My oldest (3 in August) started this thing where he wakes up at midnight/2 AM repeatedly and cries or comes into our room wanting songs, then after getting or not getting them, says "I'm not tired!" or "There's something scary" in places he can't even see and won't go to bed. I just got uninterrupted sleep for the first time in over a week last night, and that's because I was on business travel.
Meanwhile, my wife tells me that our 8 month old son has been somewhat scared off nursing. He won't latch well, and she's had to feed him a bottle at least once today (will probably go twice). Looks like we'll be going to formula, which is fine. We've been living within our means and can spend the money needed for formula until he gets to 12 months.
It's been a LONG time since I've felt this level of fatigue, to be honest, so I thought I'd commiserate with you all. I still love being a dad and our boys are really quite good, but it's been a pretty sudden shock to have both things hit at once, so it's draining.
Big kudos to all of you who have been going through this kind of life for months and have stuck it out with a positive attitude. You're the real MVP.

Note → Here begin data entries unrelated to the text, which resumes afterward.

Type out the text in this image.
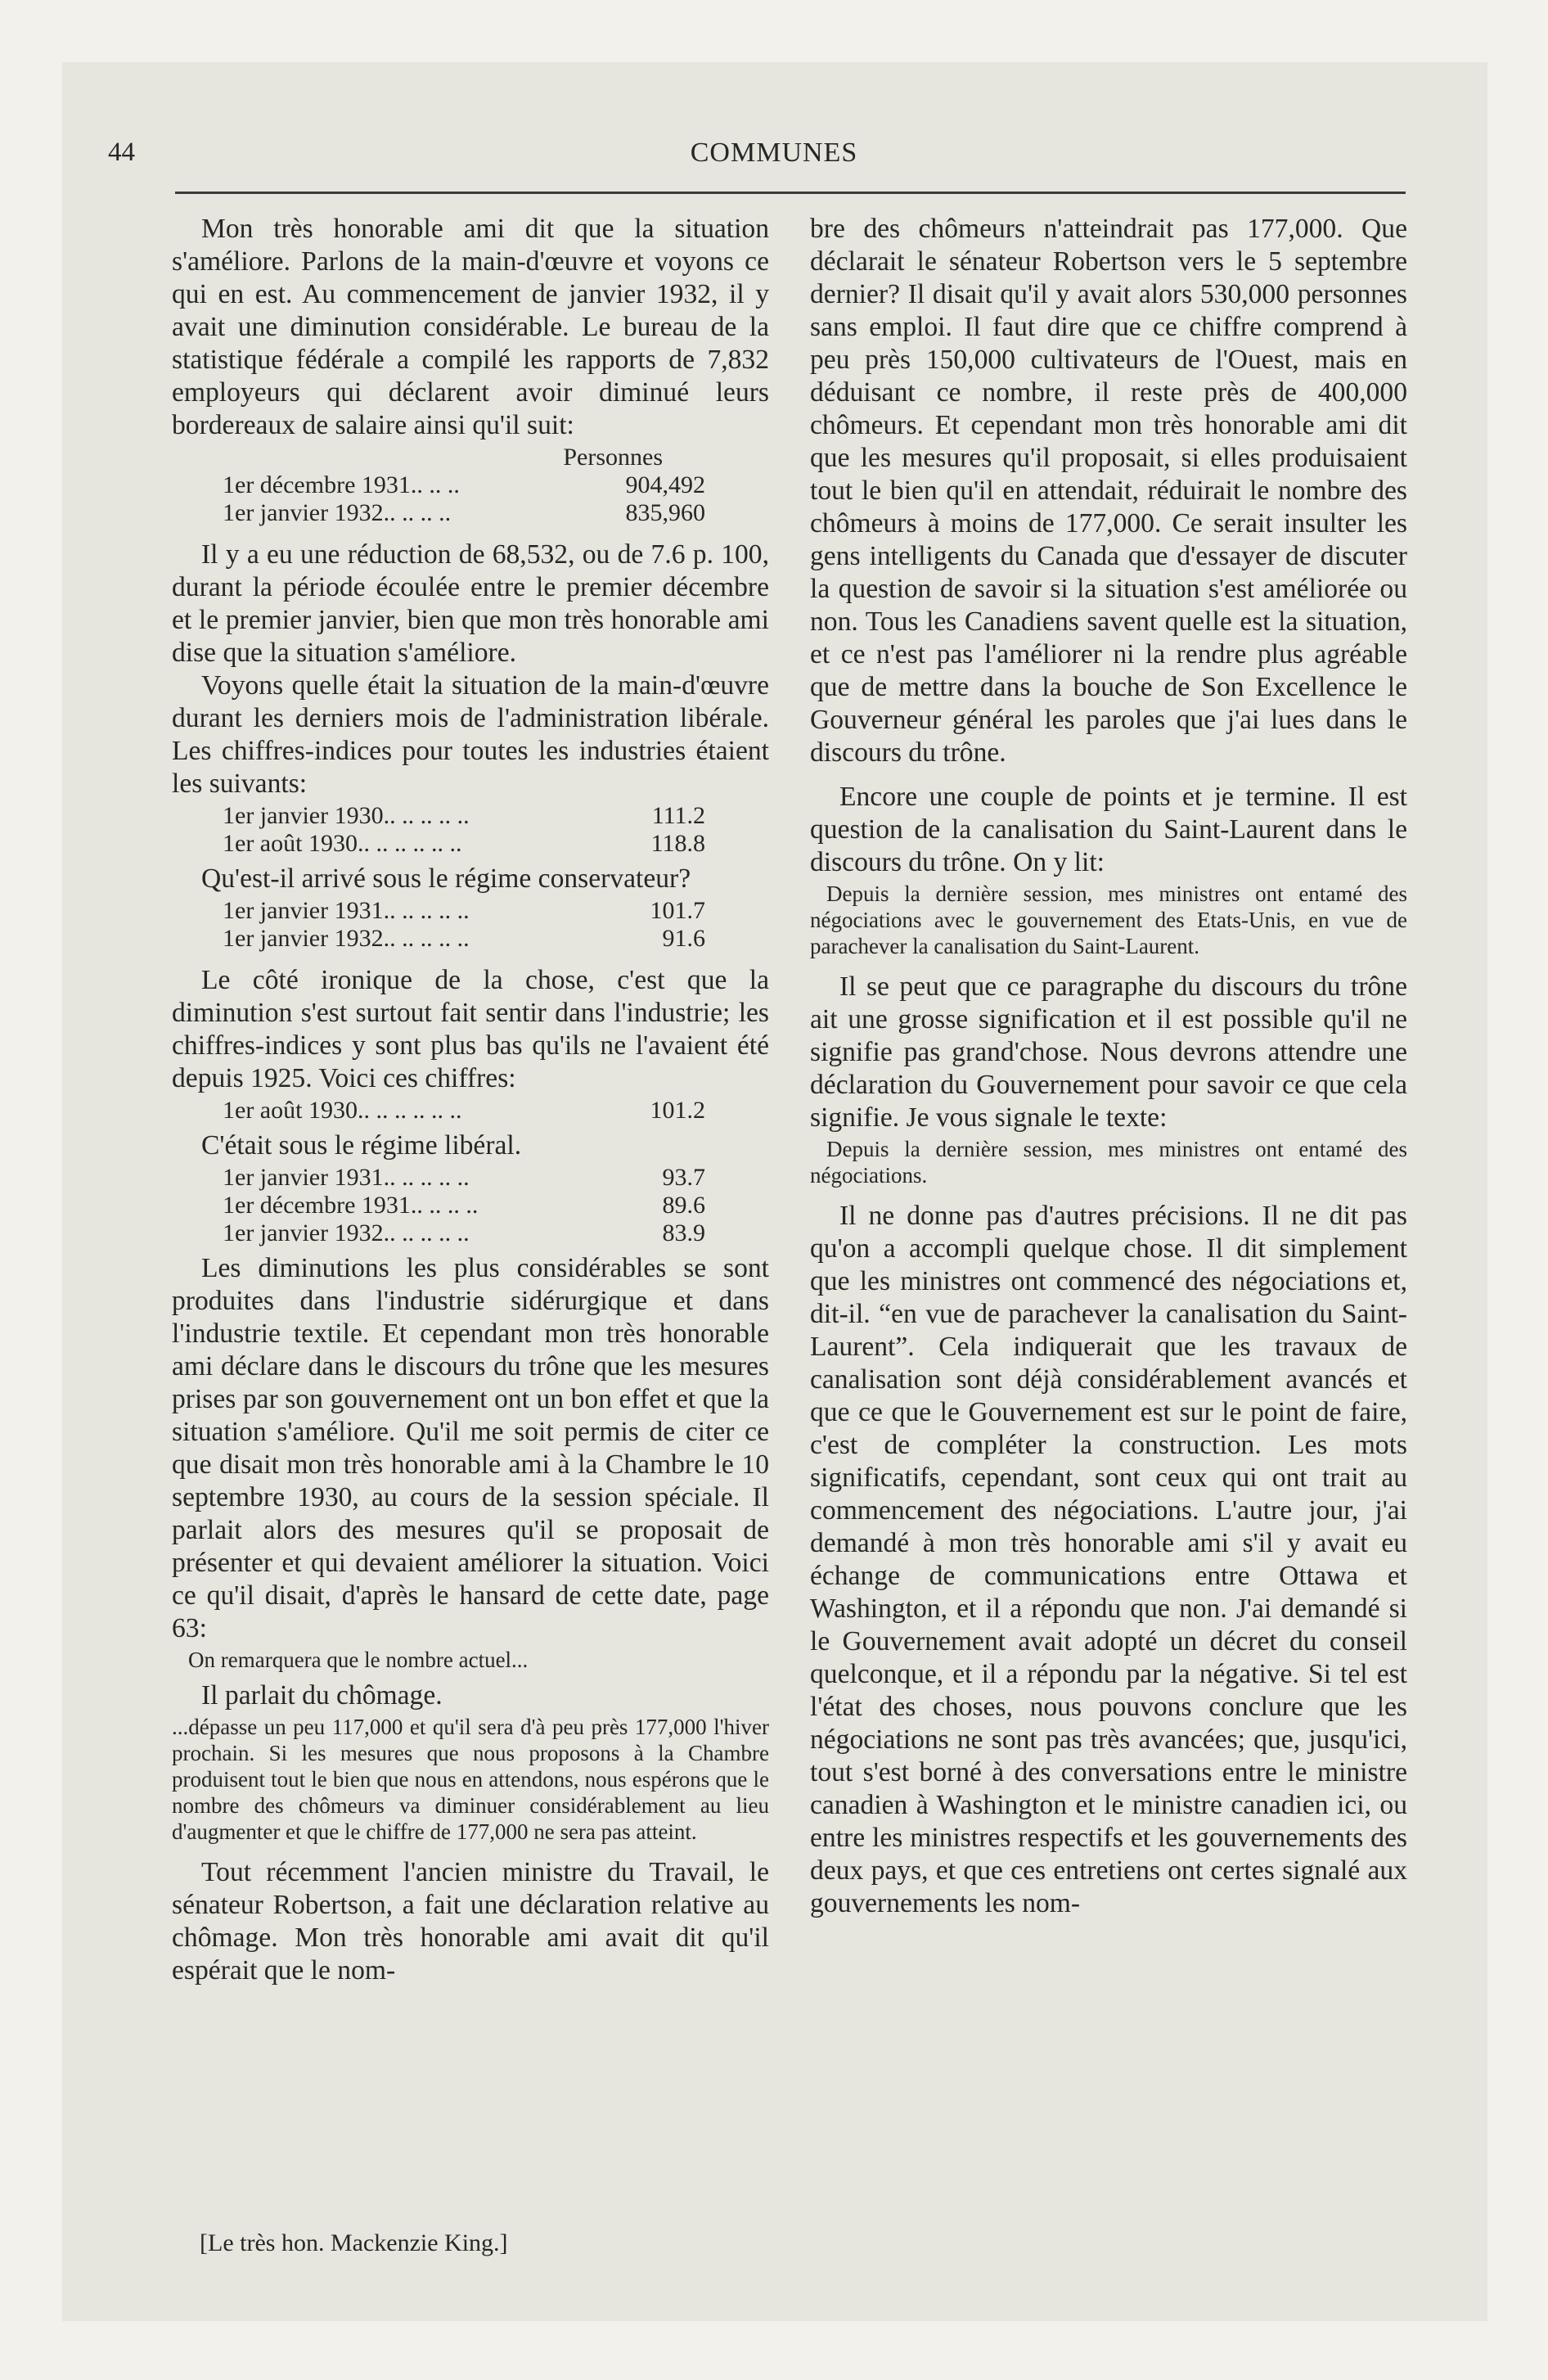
44	COMMUNES

Mon très honorable ami dit que la situation s'améliore. Parlons de la main-d'œuvre et voyons ce qui en est. Au commencement de janvier 1932, il y avait une diminution considérable. Le bureau de la statistique fédérale a compilé les rapports de 7,832 employeurs qui déclarent avoir diminué leurs bordereaux de salaire ainsi qu'il suit:

Personnes
1er décembre 1931.. .. ..	904,492
1er janvier 1932.. .. .. ..	835,960

Il y a eu une réduction de 68,532, ou de 7.6 p. 100, durant la période écoulée entre le premier décembre et le premier janvier, bien que mon très honorable ami dise que la situation s'améliore.

Voyons quelle était la situation de la main-d'œuvre durant les derniers mois de l'administration libérale. Les chiffres-indices pour toutes les industries étaient les suivants:

1er janvier 1930.. .. .. .. ..	111.2
1er août 1930.. .. .. .. .. ..	118.8

Qu'est-il arrivé sous le régime conservateur?

1er janvier 1931.. .. .. .. ..	101.7
1er janvier 1932.. .. .. .. ..	91.6

Le côté ironique de la chose, c'est que la diminution s'est surtout fait sentir dans l'industrie; les chiffres-indices y sont plus bas qu'ils ne l'avaient été depuis 1925. Voici ces chiffres:

1er août 1930.. .. .. .. .. ..	101.2

C'était sous le régime libéral.

1er janvier 1931.. .. .. .. ..	93.7
1er décembre 1931.. .. .. ..	89.6
1er janvier 1932.. .. .. .. ..	83.9

Les diminutions les plus considérables se sont produites dans l'industrie sidérurgique et dans l'industrie textile. Et cependant mon très honorable ami déclare dans le discours du trône que les mesures prises par son gouvernement ont un bon effet et que la situation s'améliore. Qu'il me soit permis de citer ce que disait mon très honorable ami à la Chambre le 10 septembre 1930, au cours de la session spéciale. Il parlait alors des mesures qu'il se proposait de présenter et qui devaient améliorer la situation. Voici ce qu'il disait, d'après le hansard de cette date, page 63:

On remarquera que le nombre actuel...

Il parlait du chômage.

...dépasse un peu 117,000 et qu'il sera d'à peu près 177,000 l'hiver prochain. Si les mesures que nous proposons à la Chambre produisent tout le bien que nous en attendons, nous espérons que le nombre des chômeurs va diminuer considérablement au lieu d'augmenter et que le chiffre de 177,000 ne sera pas atteint.

Tout récemment l'ancien ministre du Travail, le sénateur Robertson, a fait une déclaration relative au chômage. Mon très honorable ami avait dit qu'il espérait que le nom-

bre des chômeurs n'atteindrait pas 177,000. Que déclarait le sénateur Robertson vers le 5 septembre dernier? Il disait qu'il y avait alors 530,000 personnes sans emploi. Il faut dire que ce chiffre comprend à peu près 150,000 cultivateurs de l'Ouest, mais en déduisant ce nombre, il reste près de 400,000 chômeurs. Et cependant mon très honorable ami dit que les mesures qu'il proposait, si elles produisaient tout le bien qu'il en attendait, réduirait le nombre des chômeurs à moins de 177,000. Ce serait insulter les gens intelligents du Canada que d'essayer de discuter la question de savoir si la situation s'est améliorée ou non. Tous les Canadiens savent quelle est la situation, et ce n'est pas l'améliorer ni la rendre plus agréable que de mettre dans la bouche de Son Excellence le Gouverneur général les paroles que j'ai lues dans le discours du trône.

Encore une couple de points et je termine. Il est question de la canalisation du Saint-Laurent dans le discours du trône. On y lit:

Depuis la dernière session, mes ministres ont entamé des négociations avec le gouvernement des Etats-Unis, en vue de parachever la canalisation du Saint-Laurent.

Il se peut que ce paragraphe du discours du trône ait une grosse signification et il est possible qu'il ne signifie pas grand'chose. Nous devrons attendre une déclaration du Gouvernement pour savoir ce que cela signifie. Je vous signale le texte:

Depuis la dernière session, mes ministres ont entamé des négociations.

Il ne donne pas d'autres précisions. Il ne dit pas qu'on a accompli quelque chose. Il dit simplement que les ministres ont commencé des négociations et, dit-il. “en vue de parachever la canalisation du Saint-Laurent”. Cela indiquerait que les travaux de canalisation sont déjà considérablement avancés et que ce que le Gouvernement est sur le point de faire, c'est de compléter la construction. Les mots significatifs, cependant, sont ceux qui ont trait au commencement des négociations. L'autre jour, j'ai demandé à mon très honorable ami s'il y avait eu échange de communications entre Ottawa et Washington, et il a répondu que non. J'ai demandé si le Gouvernement avait adopté un décret du conseil quelconque, et il a répondu par la négative. Si tel est l'état des choses, nous pouvons conclure que les négociations ne sont pas très avancées; que, jusqu'ici, tout s'est borné à des conversations entre le ministre canadien à Washington et le ministre canadien ici, ou entre les ministres respectifs et les gouvernements des deux pays, et que ces entretiens ont certes signalé aux gouvernements les nom-

[Le très hon. Mackenzie King.]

Basically we're having trouble getting him to warm up to savoury foods instead of sweet ones (like fruits and sweet potatoes).
Welp, my sister's water just broke at 33 weeks, and our flight to her for the family reunion is tomorrow. Wahey?
Twins on the way! Horrified but excited, boy/girl combo so that's neat. I will be picking everyone's brain as I'm new to this :)
You got what many couples are looking for long-term on the first try, congrats! Hope your government has some decent supports for this kind of situation or that you're well off, I would imagine twins to be quite a financial shock.